Permettez-moi de vous faire une petite vidange de sac. Il y a trop longtemps que je me dis : «Ça va aller mieux demain. Tout va s’arranger!» Et puis, finalement, c’est Niet-Nada. Un constat s’impose : j’ignore comment les autres font pour gérer leur temps, mais moi, je n’y arrive tout simplement pas. C’est comme si la vie me prenait tout. Il y a toujours autre chose à faire qu’écrire. Les soirées passent tellement vite, les trajets de métro entassés au sein d’une foule amorphe se succèdent, sans parler des heures de lunch où l’on a envie de tous sauf de se creuser la tête à inventer le prochain best-seller.

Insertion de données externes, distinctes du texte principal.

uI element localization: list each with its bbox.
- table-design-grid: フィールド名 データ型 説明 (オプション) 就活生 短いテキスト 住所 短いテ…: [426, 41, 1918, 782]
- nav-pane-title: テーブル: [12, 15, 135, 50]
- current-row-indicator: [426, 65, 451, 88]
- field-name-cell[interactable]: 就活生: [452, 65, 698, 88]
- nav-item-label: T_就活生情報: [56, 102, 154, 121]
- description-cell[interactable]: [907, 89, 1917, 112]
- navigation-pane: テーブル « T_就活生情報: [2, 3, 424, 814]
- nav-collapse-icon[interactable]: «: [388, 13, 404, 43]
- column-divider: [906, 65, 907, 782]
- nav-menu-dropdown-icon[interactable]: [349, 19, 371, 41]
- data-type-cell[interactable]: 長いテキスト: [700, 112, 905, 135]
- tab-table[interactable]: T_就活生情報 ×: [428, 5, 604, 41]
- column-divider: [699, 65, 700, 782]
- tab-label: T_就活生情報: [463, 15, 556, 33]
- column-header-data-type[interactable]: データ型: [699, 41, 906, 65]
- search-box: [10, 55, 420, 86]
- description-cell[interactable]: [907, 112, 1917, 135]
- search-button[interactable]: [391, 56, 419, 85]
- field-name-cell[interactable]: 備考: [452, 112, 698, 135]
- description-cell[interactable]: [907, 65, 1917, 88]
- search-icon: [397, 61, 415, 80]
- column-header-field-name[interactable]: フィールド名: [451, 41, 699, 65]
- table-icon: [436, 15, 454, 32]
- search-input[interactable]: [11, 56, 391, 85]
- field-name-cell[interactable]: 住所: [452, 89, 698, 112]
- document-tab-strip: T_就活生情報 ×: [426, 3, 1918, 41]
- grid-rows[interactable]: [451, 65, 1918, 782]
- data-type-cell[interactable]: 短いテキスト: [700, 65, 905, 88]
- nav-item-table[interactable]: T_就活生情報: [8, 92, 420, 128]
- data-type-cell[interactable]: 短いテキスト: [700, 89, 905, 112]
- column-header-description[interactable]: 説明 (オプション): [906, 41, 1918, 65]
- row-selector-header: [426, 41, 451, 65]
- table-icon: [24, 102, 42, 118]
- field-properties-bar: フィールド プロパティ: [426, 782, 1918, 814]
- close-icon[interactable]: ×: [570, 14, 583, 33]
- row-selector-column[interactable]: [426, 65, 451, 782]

D’un autre côté, l’ambition ne manque pas : concours littéraires, projets éditoriales, un poème pour mon chéri, une séance de dédicaces. Sans oublier la dernière lubie: un blogue littéraire pour vous partager mes folies avec l’aide de ma partenaire d’écriture, Withney. Des projets en veux-tu, en v’là! Mais d’où viennent toutes ces idées d’hurluberlus?

C’est-à-dire que, par les temps qui courent,  je me sens comme un spectre perdu dans un autre espace-temps. Hé oui! Je n’ai pas donné signe de vie depuis un bon bout de temps déjà. Toutes mes excuses. Sachez que ce n’est pas de ma faute, mais celle de Chronos, le Dieu du temps. C’est lui qui fait disparaître les poussières de temps où je me consacre à l’écriture. Oui, oui, je vous le jure! Je l’ai même vu une fois à l’oeuvre. Alors que je m’étais décidé à participer à un concours littéraire, j’ai vu les journées passer au galop alors que ma nouvelle, elle, avançait à pas de tortue. Et, alors même que je me donnais un coup de pied digne de ce nom pour remettre à temps le fruit de mon travail, la semaine est arrivée et j’ai complètement délaissé les quelques pages qu’il me restait à rédiger pour me consacrer sur tout le reste. Lorsque j’ai jeté un coup d’œil du côté de mon clavier, il m’est même arrivé de voir Chronos danser sur les touches en riant aux éclats. Maudit sois-tu!